How Jardeps works

Profile format

Although the exact format of the profile file is not important, it must have certain characteristics. Here's an example extract from a real profile:

uk/ac/lancs/scc/one/edl/Edit.channels method public ()Ljava/util/Map<Ljava/lang/String;Luk/ac/lancs/scc/one/edl/Channel;>;
uk/ac/lancs/scc/one/edl/Edit iface public Ljava/lang/Object;
uk/ac/lancs/scc/one/edl/Edits class final public Ljava/lang/Object;
uk/ac/lancs/scc/one/edl/Edits.EDL_NS_URI field public static final Ljava/lang/String;="http://scc.lancs.ac.uk/ns/edl/2012"
uk/ac/lancs/scc/one/edl/Edit.segments method public ()Ljava/util/List<Luk/ac/lancs/scc/one/edl/Segment;>;

Each line describes a program element, starting with its fully qualified name. The rest of the line must include the element kind, its attributes and its full generic type. Final static fields also include their value, and methods include their exceptions. Such a set of lines can be canonicalized simply by sorting, which prevents instability in the ordering of elements from triggering a rebuild of dependent trees.
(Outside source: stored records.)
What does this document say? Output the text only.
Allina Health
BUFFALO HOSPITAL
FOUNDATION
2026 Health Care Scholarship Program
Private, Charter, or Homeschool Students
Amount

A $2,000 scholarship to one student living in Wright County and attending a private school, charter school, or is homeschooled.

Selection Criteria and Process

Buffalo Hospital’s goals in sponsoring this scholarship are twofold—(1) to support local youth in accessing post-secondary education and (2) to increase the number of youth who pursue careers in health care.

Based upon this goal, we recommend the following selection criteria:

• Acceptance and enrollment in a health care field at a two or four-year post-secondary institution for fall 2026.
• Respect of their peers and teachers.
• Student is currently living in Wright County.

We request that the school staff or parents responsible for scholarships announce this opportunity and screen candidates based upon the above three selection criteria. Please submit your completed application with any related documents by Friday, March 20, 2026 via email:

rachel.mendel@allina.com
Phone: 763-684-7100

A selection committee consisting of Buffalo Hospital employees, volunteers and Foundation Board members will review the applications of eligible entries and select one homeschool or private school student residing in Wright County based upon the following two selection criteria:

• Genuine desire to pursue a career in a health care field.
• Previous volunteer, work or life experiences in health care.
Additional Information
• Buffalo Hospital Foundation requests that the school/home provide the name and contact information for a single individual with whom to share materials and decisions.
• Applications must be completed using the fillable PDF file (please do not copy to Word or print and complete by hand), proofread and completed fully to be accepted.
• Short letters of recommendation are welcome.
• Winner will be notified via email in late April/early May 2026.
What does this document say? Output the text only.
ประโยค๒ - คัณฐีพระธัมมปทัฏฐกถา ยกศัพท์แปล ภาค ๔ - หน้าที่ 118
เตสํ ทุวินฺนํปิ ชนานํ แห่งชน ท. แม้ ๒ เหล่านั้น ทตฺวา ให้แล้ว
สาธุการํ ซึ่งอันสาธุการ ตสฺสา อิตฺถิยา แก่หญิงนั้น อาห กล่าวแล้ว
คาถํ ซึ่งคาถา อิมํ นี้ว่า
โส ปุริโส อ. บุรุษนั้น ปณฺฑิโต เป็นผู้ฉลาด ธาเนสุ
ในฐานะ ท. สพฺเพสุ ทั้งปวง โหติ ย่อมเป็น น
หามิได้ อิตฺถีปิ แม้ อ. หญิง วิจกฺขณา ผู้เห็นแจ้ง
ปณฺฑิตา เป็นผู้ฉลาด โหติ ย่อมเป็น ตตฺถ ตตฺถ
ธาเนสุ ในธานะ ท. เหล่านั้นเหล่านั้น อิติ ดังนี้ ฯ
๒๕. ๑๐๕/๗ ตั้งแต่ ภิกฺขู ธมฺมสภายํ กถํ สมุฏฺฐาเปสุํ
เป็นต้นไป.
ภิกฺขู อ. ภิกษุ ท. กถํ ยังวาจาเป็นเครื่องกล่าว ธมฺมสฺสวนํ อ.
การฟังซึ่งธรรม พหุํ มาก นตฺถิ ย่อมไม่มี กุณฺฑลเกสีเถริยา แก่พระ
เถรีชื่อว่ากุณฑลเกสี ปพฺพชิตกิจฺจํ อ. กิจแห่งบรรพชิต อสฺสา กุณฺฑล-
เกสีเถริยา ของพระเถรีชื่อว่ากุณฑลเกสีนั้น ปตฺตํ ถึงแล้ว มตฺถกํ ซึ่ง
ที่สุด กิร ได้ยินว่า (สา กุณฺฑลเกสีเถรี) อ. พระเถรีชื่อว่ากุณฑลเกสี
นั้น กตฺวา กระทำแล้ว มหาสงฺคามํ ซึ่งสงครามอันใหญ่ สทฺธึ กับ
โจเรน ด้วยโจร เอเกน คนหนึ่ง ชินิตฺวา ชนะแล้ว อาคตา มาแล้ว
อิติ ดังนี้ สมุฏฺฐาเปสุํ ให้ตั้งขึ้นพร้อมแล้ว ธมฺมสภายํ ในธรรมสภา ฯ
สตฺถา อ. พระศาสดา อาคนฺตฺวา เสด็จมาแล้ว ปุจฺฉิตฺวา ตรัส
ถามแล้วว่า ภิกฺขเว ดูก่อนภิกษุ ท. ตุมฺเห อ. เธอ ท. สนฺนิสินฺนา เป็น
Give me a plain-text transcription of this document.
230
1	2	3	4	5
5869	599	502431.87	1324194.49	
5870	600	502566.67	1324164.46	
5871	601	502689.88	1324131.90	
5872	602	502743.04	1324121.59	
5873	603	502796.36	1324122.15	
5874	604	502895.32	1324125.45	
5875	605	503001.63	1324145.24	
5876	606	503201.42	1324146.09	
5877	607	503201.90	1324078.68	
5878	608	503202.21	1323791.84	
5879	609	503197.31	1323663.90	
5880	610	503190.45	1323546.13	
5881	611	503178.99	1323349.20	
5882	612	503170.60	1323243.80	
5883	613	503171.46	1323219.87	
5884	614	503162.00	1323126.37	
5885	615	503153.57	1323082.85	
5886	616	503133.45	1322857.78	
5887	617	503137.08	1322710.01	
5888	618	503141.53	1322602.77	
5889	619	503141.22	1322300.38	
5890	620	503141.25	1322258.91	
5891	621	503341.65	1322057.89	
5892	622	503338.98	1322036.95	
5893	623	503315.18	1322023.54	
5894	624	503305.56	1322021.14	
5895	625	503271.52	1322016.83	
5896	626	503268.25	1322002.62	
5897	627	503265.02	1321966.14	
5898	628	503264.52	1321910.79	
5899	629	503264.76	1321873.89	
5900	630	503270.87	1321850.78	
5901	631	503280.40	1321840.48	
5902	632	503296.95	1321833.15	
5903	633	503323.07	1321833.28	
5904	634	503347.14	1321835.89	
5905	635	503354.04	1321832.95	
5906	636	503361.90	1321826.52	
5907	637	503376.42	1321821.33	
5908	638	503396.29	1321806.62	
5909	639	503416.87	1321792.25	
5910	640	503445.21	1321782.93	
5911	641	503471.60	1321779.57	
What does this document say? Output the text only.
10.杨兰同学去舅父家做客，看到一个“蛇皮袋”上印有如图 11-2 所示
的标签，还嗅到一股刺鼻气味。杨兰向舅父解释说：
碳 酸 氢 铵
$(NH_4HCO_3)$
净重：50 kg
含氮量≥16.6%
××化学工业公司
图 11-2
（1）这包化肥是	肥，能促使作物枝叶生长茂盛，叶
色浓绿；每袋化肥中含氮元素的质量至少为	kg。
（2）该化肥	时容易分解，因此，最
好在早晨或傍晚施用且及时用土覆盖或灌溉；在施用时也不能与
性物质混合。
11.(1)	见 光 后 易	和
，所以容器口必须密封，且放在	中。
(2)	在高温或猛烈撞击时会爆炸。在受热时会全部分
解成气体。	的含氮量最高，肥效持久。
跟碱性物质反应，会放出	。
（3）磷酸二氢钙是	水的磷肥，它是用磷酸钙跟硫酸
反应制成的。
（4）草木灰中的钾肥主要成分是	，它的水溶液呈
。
(I wonder, should annotations be present? And their values? Maybe source-level annotations can be excluded.)

Order-only dependency

This section exists to explain a technique that is no longer used by Jardeps. It might be re-adopted in future, if its problem with parallelism can be fixed.

What is order-only dependency? In make, when you write a rule such as:

foo: bar baz

…you indicate that the construction of foo depends on the prior construction of bar and baz. What does this mean procedurally?

make foo triggers the following actions:

make bar baz
If foo does not exist, or foo is older than bar or baz, run the commands associated with foo.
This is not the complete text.